得られた各錠剤の硬度と崩壊時間を測定した。
[硬度]
硬度の測定は、硬度計(富山産業株式会社製、TH−203CP)によって行い、下記の基準により判定した。
[崩壊性]
第十六改正日本薬局方に収載される錠剤の崩壊試験法に準じて崩壊試験を行い、崩壊時間(分)を測定した。崩壊試験液はイオン交換水を使用し、水浴温度は37℃とした。測定回数6回の平均値を算出し、下記の基準により判定した。
[硬度の判定基準]
硬度が5kgf以上であれば割れ及び欠けの発生を抑えることができ、錠剤として許容できると判断した。
○:5kgf以上
×:5kgf未満
[崩壊性の判定基準]
崩壊時間が60分未満であれば許容と判断した。即効性を考慮すると、短時間であるほうが好ましい。
☆:40分未満
◎:40分以上、45分未満
○:45分以上、50分未満
△:50分以上、60分未満
×:60分以上
[総合判定の基準]
錠剤の総合判定として、製造・品質に問題のない硬度を持つ錠剤のうち、崩壊時間がより短時間であるほうが好ましい。上記の硬度、崩壊性判定基準から以下のように総合判定を行った。
☆:硬度 ○、崩壊性 ☆
◎:硬度 ○、崩壊性 ◎
○:硬度 ○、崩壊性 ○
△:硬度 ○、崩壊性 △
×:硬度、崩壊性のいずれかが×であるもの
各錠剤の1錠あたりの各成分の含有量と評価を、表1及び表2に示す。
Figure 2016199532
Figure 2016199532
〔表中の脚注〕
※清酒酵母中の清酒酵母菌体(A)としての量(清酒酵母菌体(A)量=清酒酵母量×0.7)〔乾燥質量〕
表1及び表2より、実施例1〜10では硬度及び崩壊性が良好であったのに対し、(C)成分を含まない比較例1〜5では硬度及び崩壊性のいずれかが低くバランスよく両者を持ち合わせるものがなかった。この結果は、本発明の錠剤が、硬度、崩壊性等の錠剤物性に優れていることを示している。
処方例1
清酒酵母粉末 200mg
清酒酵母菌体 140mg
セルロース 99mg
グリセリン脂肪酸エステル 1.2mg
処方例2
清酒酵母粉末 200mg
清酒酵母菌体 140mg
セルロース 99mg
タルク 1.2mg
処方例3
清酒酵母粉末 200mg
清酒酵母菌体 140mg
セルロース 99mg
ステアリン酸マグネシウム 1.2mg

Claims (8)

  1. 成分(A):清酒酵母菌体、
    成分(B):結晶セルロース、及び
    成分(C):滑沢剤を含有し、
    成分(A)の含有量に対する成分(B)の質量比率(B)/(A)が0.07以上1.3未満である
    組成物。
  2. 成分(C)が、ステアリン酸カルシウムまたはショ糖脂肪酸エステルを少なくとも含有する、請求項1に記載の組成物。
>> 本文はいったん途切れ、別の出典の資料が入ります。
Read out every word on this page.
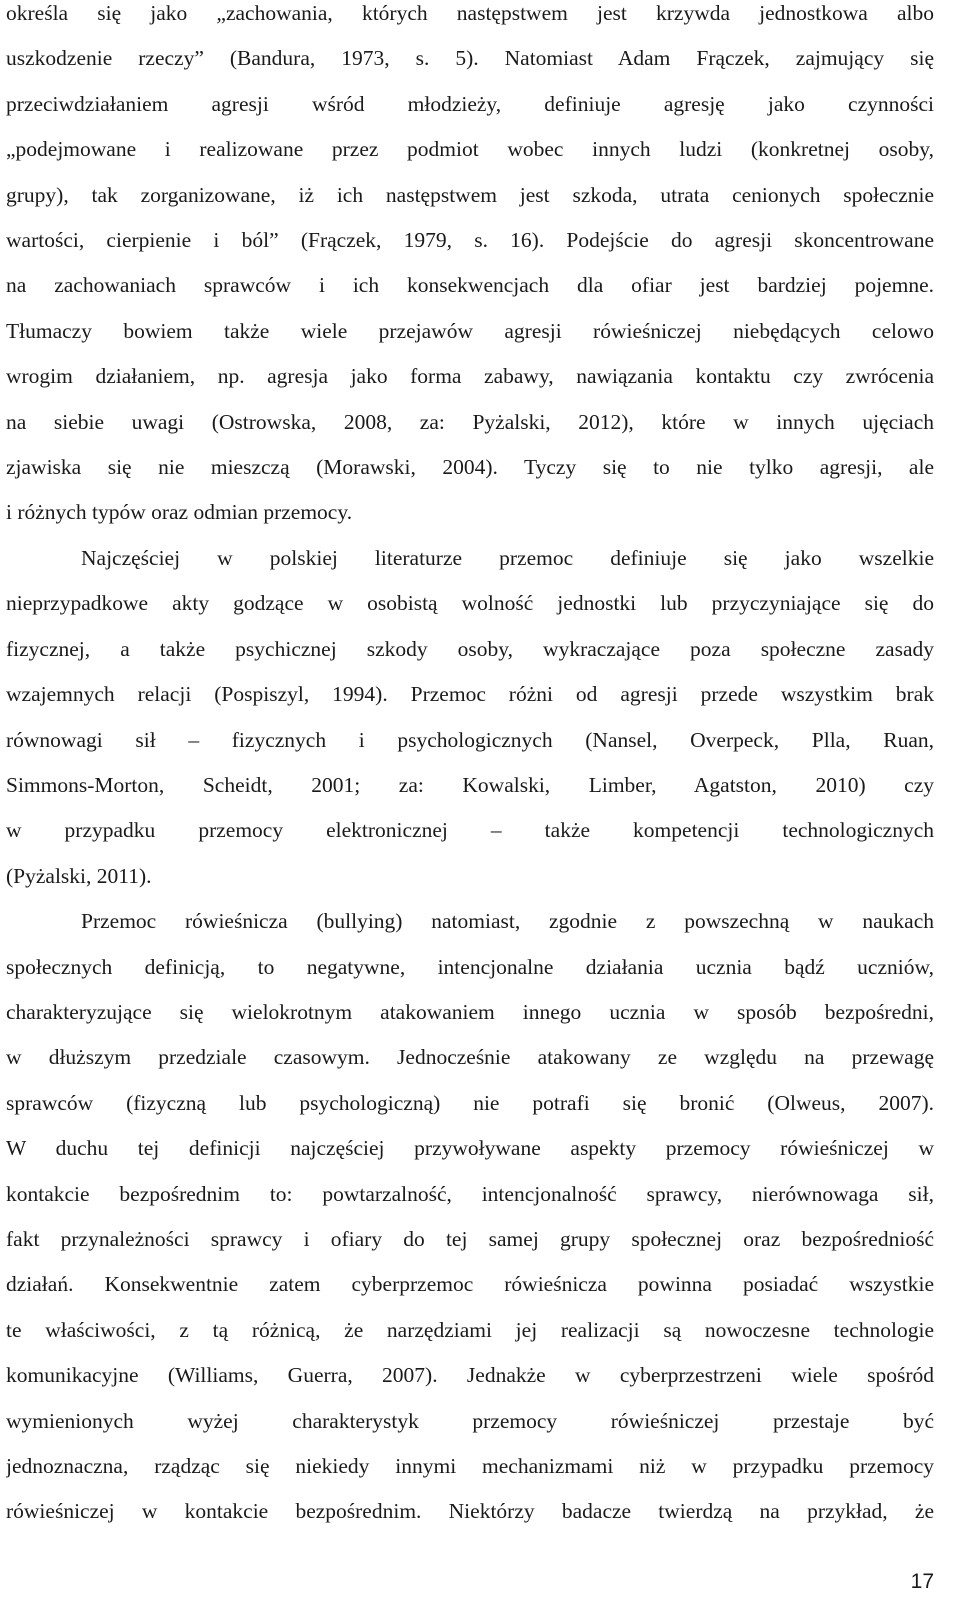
określa się jako „zachowania, których następstwem jest krzywda jednostkowa albo
uszkodzenie rzeczy” (Bandura, 1973, s. 5). Natomiast Adam Frączek, zajmujący się
przeciwdziałaniem agresji wśród młodzieży, definiuje agresję jako czynności
„podejmowane i realizowane przez podmiot wobec innych ludzi (konkretnej osoby,
grupy), tak zorganizowane, iż ich następstwem jest szkoda, utrata cenionych społecznie
wartości, cierpienie i ból” (Frączek, 1979, s. 16). Podejście do agresji skoncentrowane
na zachowaniach sprawców i ich konsekwencjach dla ofiar jest bardziej pojemne.
Tłumaczy bowiem także wiele przejawów agresji rówieśniczej niebędących celowo
wrogim działaniem, np. agresja jako forma zabawy, nawiązania kontaktu czy zwrócenia
na siebie uwagi (Ostrowska, 2008, za: Pyżalski, 2012), które w innych ujęciach
zjawiska się nie mieszczą (Morawski, 2004). Tyczy się to nie tylko agresji, ale
i różnych typów oraz odmian przemocy.
Najczęściej w polskiej literaturze przemoc definiuje się jako wszelkie
nieprzypadkowe akty godzące w osobistą wolność jednostki lub przyczyniające się do
fizycznej, a także psychicznej szkody osoby, wykraczające poza społeczne zasady
wzajemnych relacji (Pospiszyl, 1994). Przemoc różni od agresji przede wszystkim brak
równowagi sił – fizycznych i psychologicznych (Nansel, Overpeck, Plla, Ruan,
Simmons-Morton, Scheidt, 2001; za: Kowalski, Limber, Agatston, 2010) czy
w przypadku przemocy elektronicznej – także kompetencji technologicznych
(Pyżalski, 2011).
Przemoc rówieśnicza (bullying) natomiast, zgodnie z powszechną w naukach
społecznych definicją, to negatywne, intencjonalne działania ucznia bądź uczniów,
charakteryzujące się wielokrotnym atakowaniem innego ucznia w sposób bezpośredni,
w dłuższym przedziale czasowym. Jednocześnie atakowany ze względu na przewagę
sprawców (fizyczną lub psychologiczną) nie potrafi się bronić (Olweus, 2007).
W duchu tej definicji najczęściej przywoływane aspekty przemocy rówieśniczej w
kontakcie bezpośrednim to: powtarzalność, intencjonalność sprawcy, nierównowaga sił,
fakt przynależności sprawcy i ofiary do tej samej grupy społecznej oraz bezpośredniość
działań. Konsekwentnie zatem cyberprzemoc rówieśnicza powinna posiadać wszystkie
te właściwości, z tą różnicą, że narzędziami jej realizacji są nowoczesne technologie
komunikacyjne (Williams, Guerra, 2007). Jednakże w cyberprzestrzeni wiele spośród
wymienionych wyżej charakterystyk przemocy rówieśniczej przestaje być
jednoznaczna, rządząc się niekiedy innymi mechanizmami niż w przypadku przemocy
rówieśniczej w kontakcie bezpośrednim. Niektórzy badacze twierdzą na przykład, że
17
  3. 成分(C)が、ステアリン酸カルシウムである、請求項1又は2に記載の組成物。
  4. 成分(A)の含有量に対する成分(C)の質量比率(C)/(A)が0.006以上である、請求項1〜3のいずれか1項に記載の組成物。
  5. 成分(B)の含有量に対する成分(C)の質量比率(C)/(B)が0.0090以上である、請求項1〜4のいずれか1項に記載の組成物。
  6. 錠剤である、請求項1〜5のいずれか1項に記載の組成物。
  7. 食品用組成物である、請求項1〜5のいずれか1項に記載の組成物。
  8. 成分(A):清酒酵母菌体、
    成分(B):結晶セルロース、及び
    成分(C):滑沢剤を含有し、
    成分(A)の含有量に対する成分(B)の質量比率(B)/(A)が0.07以上1.3未満である組成物の、食品の製造における使用。